What follows is a rare behind-the-scenes look at how a user organization can lose control of a big software project--and what it takes to get back on course.

Wholesale Replacement

Some 500 employees who process and approve purchase orders and time sheets now use the PeopleSoft 8.0 system. They include materials management and payroll personnel, as well as department managers who interact with them. The rest of the hospital's 7,000 workers are coming online this month as Children's rolls out PeopleSoft's online benefits module, which lets employees enroll in medical plans and view their pay stubs, among other things.

In one bold stroke, Children's replaced its individual materials management, HR and financial systems. Such wholesale replacement of legacy enterprise applications is common among manufacturers but rare for health-care facilities, experts say. It's also out of character for Children's, a pediatric teaching hospital affiliated with Harvard Medical School. Before the appointment of CIO Daniel Nigrin last year, Children's IT shop usually solved one problem at a time, implementing best-of-breed systems for different operational areas.
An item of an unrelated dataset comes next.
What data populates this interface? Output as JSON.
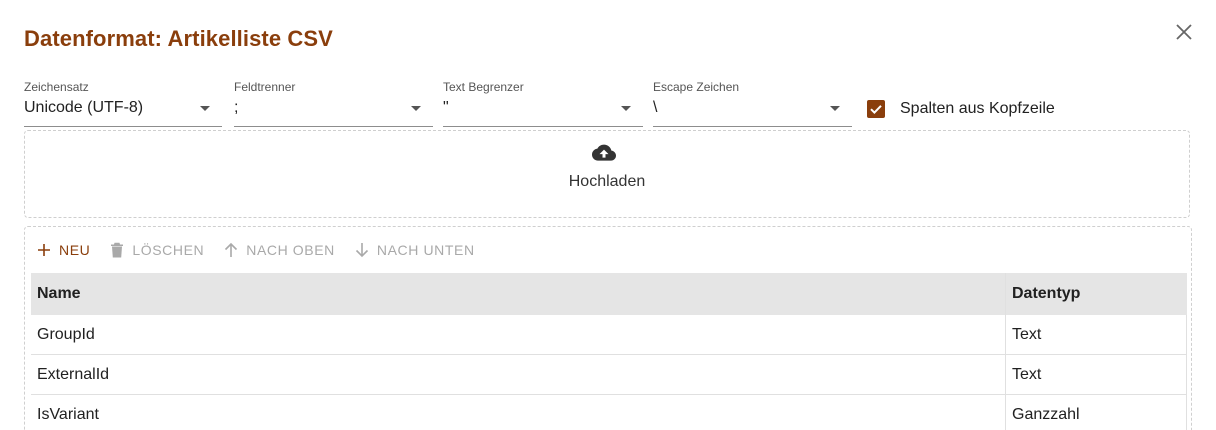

The departments affected were running decades-old systems "held together with bandages," Hancox says. Push came to shove when the legacy vendors (Enterprise Systems for materials management, Ross Systems for finance and Cyborg Systems for payroll) threatened to drop support because Children's was using old versions.

"We wouldn't upgrade because always hanging out there was that we were going to get new systems," Hancox recalls. "So everybody was trying to be fiscally responsible, and now the house is getting older while we don't replace the windows and the doors and the roof."

The old systems were incompatible with one another, leading to delays while data was rekeyed and workers placed countless phone calls to determine the status of payment authorizations and checks. Says Hancox, "Here we are, the highest-tech hospital from a patient care standpoint, and we're living in the Dark Ages from a systems standpoint."